Tilley expanded his search among 4-connected triangulations by examining all 30,926 isomorphism classes on 16 vertices and all 158,428 isomorphism classes on 17 vertices. Computation-time limitations meant restricting his search to samples of 100,000 randomly generated non-isomorphic triangulations each for classes on 18,19, and 20 vertices. The expanded search turned up 45 additional Kempe-locked triangulations, but exactly the same results as the original search: each Kempe-locked edge in a triangulation featured an associated Birkhoff diamond.
Where from here?
Tilley’s extensive searches easily confirmed that the Birkhoff diamond is a fundamental Kempe-locking configuration. He has thoroughly tested his conjecture, but it remains unproven. If (or when) Tilley’s conjecture is proved true, i.e., that the Birkhoff diamond alone is the key to 4-colourability, it would be an astounding simplification of the problem: a single configuration that explains it all – mathematical elegance.
Proving the 4-colour conjecture required the efforts of many prominent mathematicians. Tilley’s conjecture that the Birkhoff diamond is the sole fundamental Kempe-locking configuration may be even more difficult to prove. However, the experimental evidence is strong. Theorists might say ‘why bother?’ Tilley’s answer is that insatiable curiosity will win out: “After all, the conjecture is easily stated, understandable, and intriguing, and offers a compelling explanation for why all planar graphs are 4-colourable.”
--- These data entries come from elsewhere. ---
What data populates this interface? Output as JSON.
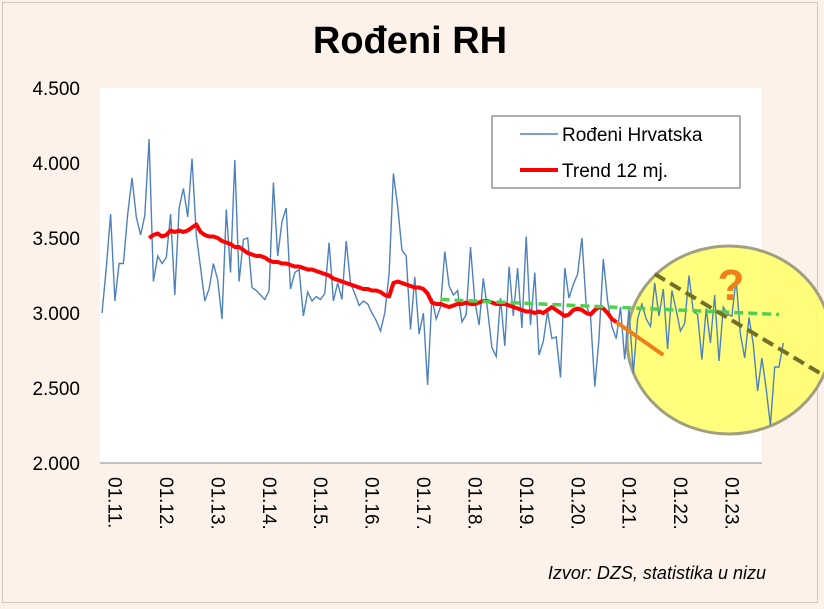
{
  "title": "Rođeni RH",
  "source": "Izvor: DZS, statistika u nizu",
  "annotation": "?",
  "colors": {
    "series": "#4f81bd",
    "trend": "#ff0000",
    "trend_highlight": "#f07f1a",
    "green_dash": "#4fd04f",
    "dark_dash": "#707028",
    "highlight_fill": "#ffff66",
    "highlight_stroke": "#a0a080",
    "plot_bg": "#ffffff"
  },
  "chart_data": {
    "type": "line",
    "title": "Rođeni RH",
    "xlabel": "",
    "ylabel": "",
    "ylim": [
      2000,
      4500
    ],
    "y_ticks": [
      "2.000",
      "2.500",
      "3.000",
      "3.500",
      "4.000",
      "4.500"
    ],
    "y_tick_values": [
      2000,
      2500,
      3000,
      3500,
      4000,
      4500
    ],
    "x_ticks": [
      "01.11.",
      "01.12.",
      "01.13.",
      "01.14.",
      "01.15.",
      "01.16.",
      "01.17.",
      "01.18.",
      "01.19.",
      "01.20.",
      "01.21.",
      "01.22.",
      "01.23."
    ],
    "x_start": "01.11.",
    "x_end": "10.23.",
    "grid": false,
    "legend_position": "top-right",
    "legend": [
      "Rođeni Hrvatska",
      "Trend 12 mj."
    ],
    "series": [
      {
        "name": "Rođeni Hrvatska",
        "style": "thin",
        "values": [
          3000,
          3300,
          3660,
          3080,
          3330,
          3330,
          3660,
          3900,
          3640,
          3520,
          3650,
          4160,
          3210,
          3380,
          3330,
          3370,
          3660,
          3120,
          3700,
          3830,
          3640,
          4030,
          3520,
          3300,
          3080,
          3160,
          3330,
          3220,
          2960,
          3690,
          3270,
          4020,
          3210,
          3490,
          3500,
          3170,
          3150,
          3120,
          3090,
          3150,
          3870,
          3380,
          3610,
          3700,
          3160,
          3270,
          3290,
          2980,
          3140,
          3080,
          3110,
          3090,
          3130,
          3470,
          3080,
          3200,
          3090,
          3480,
          3200,
          3130,
          3050,
          3080,
          3060,
          3000,
          2950,
          2880,
          3000,
          3260,
          3930,
          3710,
          3420,
          3380,
          2890,
          3240,
          2860,
          3000,
          2520,
          3100,
          2960,
          3040,
          3410,
          3180,
          3120,
          3150,
          2940,
          2990,
          3440,
          3080,
          2920,
          3230,
          3020,
          2770,
          2710,
          3100,
          2780,
          3310,
          2980,
          3300,
          2900,
          3510,
          2920,
          3270,
          2720,
          2810,
          3010,
          2830,
          2840,
          2570,
          3300,
          3100,
          3190,
          3260,
          3500,
          3050,
          2980,
          2510,
          2830,
          3360,
          3080,
          2910,
          2830,
          3040,
          2690,
          3030,
          2600,
          2960,
          3060,
          2960,
          2910,
          3200,
          2980,
          3160,
          2760,
          3150,
          3020,
          2880,
          2930,
          3250,
          3010,
          2990,
          2690,
          3030,
          2800,
          3120,
          2680,
          3040,
          2990,
          2980,
          3230,
          2860,
          2700,
          2970,
          2790,
          2480,
          2700,
          2500,
          2250,
          2640,
          2640,
          2800
        ]
      },
      {
        "name": "Trend 12 mj.",
        "style": "thick",
        "start_index": 11,
        "values": [
          3500,
          3520,
          3530,
          3510,
          3520,
          3550,
          3540,
          3550,
          3540,
          3550,
          3570,
          3590,
          3540,
          3520,
          3510,
          3510,
          3500,
          3480,
          3470,
          3460,
          3440,
          3440,
          3420,
          3400,
          3390,
          3380,
          3380,
          3370,
          3350,
          3340,
          3340,
          3330,
          3330,
          3320,
          3310,
          3310,
          3300,
          3290,
          3290,
          3280,
          3270,
          3260,
          3250,
          3230,
          3220,
          3210,
          3200,
          3190,
          3180,
          3170,
          3160,
          3160,
          3150,
          3150,
          3140,
          3120,
          3110,
          3200,
          3210,
          3200,
          3190,
          3180,
          3170,
          3170,
          3160,
          3130,
          3070,
          3060,
          3060,
          3050,
          3040,
          3050,
          3060,
          3060,
          3070,
          3060,
          3060,
          3070,
          3080,
          3080,
          3070,
          3060,
          3060,
          3060,
          3050,
          3040,
          3030,
          3020,
          3010,
          3010,
          3000,
          3010,
          3000,
          3020,
          3040,
          3020,
          3000,
          2980,
          2990,
          3020,
          3030,
          3020,
          3000,
          2990,
          3020,
          3040,
          3030,
          3000,
          2960,
          2940,
          2920,
          2900,
          2880,
          2860,
          2840,
          2820,
          2800,
          2780,
          2760,
          2740,
          2720
        ]
      },
      {
        "name": "",
        "style": "green-dash",
        "x_index": [
          79,
          158
        ],
        "values": [
          3090,
          2990
        ]
      },
      {
        "name": "",
        "style": "dark-dash",
        "x_index": [
          129,
          164
        ],
        "values": [
          3260,
          2540
        ]
      }
    ]
  }
}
What initially prompted your enthusiasm for the 4-colour problem and led you to study it so intensely?
<> It was my father’s obsession with the problem in his retirement and his desire to use me as the sounding board for his ideas.
What are your plans for future research in this area?
<> I have recently reviewed a complicated paper involving a wholly different approach to the 4-colour problem. As the paper stands, I believe it has flaws. Yet, it has promise. I might be tempted to explore a collaboration.